国内の石炭火力発電所からの排出削減の努力はしないで、海外への資金援助などによる削減分を日本の削減量として組み入れて、やっと達成できた有様だ。
つまり、日本の電力消費者の【余分の電気料金分】で、削減義務をクリアーしたのであり、電力業界の努力分はゼロに等しい。
今回の『パリ協定』の削減目標では、既存の10電力業界という組織は解体されているので、達成目標に対して何も効力がなくなってしまう。
これは、電力自由化が進行して、現時点でも160社以上が参入しているから、どこがどのような削減義務の責任があるか、まったく不明になってしまう。
この事態を懸念して昨年には、環境大臣名で、石炭火力発電の新設計画には、[CO2排出]削減の計画ができていないことで、「是認できない」と警告した。
そこで経済産業省は、「電気事業低炭素社会協議会」を設立をして、そこが削減目標の実行計画をつくる仕組みで、[CO2排出]削減することにした。
しかし、計画の内容も説明できない段階であるのに、5回に渡って「環境省」の警告を発していた建設不許可方針を、「是認する」と大転換してしまった。
つい先だっての環境大臣は、「放射線の被ばく量」の無責任にも7日に講演した数値を、9日の国会質問で追及されると、12日にはあっさり撤回している。

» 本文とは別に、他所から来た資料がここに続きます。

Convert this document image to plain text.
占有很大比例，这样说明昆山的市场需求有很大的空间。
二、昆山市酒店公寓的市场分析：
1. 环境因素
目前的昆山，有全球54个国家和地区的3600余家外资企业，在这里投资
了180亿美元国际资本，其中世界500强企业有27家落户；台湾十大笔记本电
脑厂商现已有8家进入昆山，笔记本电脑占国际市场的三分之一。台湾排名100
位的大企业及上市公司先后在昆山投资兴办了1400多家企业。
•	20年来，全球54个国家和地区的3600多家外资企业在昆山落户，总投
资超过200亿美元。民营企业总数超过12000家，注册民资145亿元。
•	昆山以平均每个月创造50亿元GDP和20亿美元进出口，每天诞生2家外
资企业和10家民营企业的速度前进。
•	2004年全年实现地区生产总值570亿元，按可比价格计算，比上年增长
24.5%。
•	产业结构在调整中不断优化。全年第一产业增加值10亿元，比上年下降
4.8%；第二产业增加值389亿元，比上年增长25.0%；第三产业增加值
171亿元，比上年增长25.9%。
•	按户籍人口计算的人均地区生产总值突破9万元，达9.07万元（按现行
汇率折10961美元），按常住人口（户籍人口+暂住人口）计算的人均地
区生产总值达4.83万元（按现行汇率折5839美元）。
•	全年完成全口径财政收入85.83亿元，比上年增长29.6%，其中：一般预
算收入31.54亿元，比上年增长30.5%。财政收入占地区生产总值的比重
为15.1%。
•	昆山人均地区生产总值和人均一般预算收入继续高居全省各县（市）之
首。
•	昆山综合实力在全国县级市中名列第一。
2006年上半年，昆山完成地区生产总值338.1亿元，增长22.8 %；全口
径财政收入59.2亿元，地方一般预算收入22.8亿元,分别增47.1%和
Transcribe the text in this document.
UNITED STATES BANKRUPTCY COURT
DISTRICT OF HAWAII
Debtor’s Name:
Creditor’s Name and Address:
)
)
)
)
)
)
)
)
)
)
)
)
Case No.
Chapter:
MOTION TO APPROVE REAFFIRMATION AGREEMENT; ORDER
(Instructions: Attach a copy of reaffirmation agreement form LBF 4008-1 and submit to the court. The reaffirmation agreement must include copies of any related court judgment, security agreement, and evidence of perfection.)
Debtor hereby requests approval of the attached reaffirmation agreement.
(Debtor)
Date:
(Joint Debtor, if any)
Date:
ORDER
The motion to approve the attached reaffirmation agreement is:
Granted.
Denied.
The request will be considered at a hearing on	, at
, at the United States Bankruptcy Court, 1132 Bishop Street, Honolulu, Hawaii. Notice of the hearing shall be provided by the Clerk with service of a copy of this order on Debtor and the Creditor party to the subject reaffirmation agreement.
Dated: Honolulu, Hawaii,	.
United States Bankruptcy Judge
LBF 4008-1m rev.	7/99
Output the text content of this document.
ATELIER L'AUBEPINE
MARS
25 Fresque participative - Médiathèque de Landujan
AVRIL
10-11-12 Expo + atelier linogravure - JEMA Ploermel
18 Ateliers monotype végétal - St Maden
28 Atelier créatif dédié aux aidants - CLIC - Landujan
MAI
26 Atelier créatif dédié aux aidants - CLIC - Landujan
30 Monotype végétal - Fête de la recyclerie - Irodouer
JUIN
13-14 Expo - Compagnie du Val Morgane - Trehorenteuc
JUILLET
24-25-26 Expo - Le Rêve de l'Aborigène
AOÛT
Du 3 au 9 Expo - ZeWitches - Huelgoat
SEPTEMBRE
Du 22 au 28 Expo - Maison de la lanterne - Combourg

「理解不足の失態」だが、政治的見識や人間性の欠損が疑われる事態だった。
これよりも、はるかに重要な国際的な合意の『パリ協定』の経過と、[CO2排出]削減の重要さを認識できていない閣僚は、失格としか言いようがない。
安倍首相は、この政治的欠陥を持った人物を、重要な「環境大臣」に任命した責任を負うべきであろう。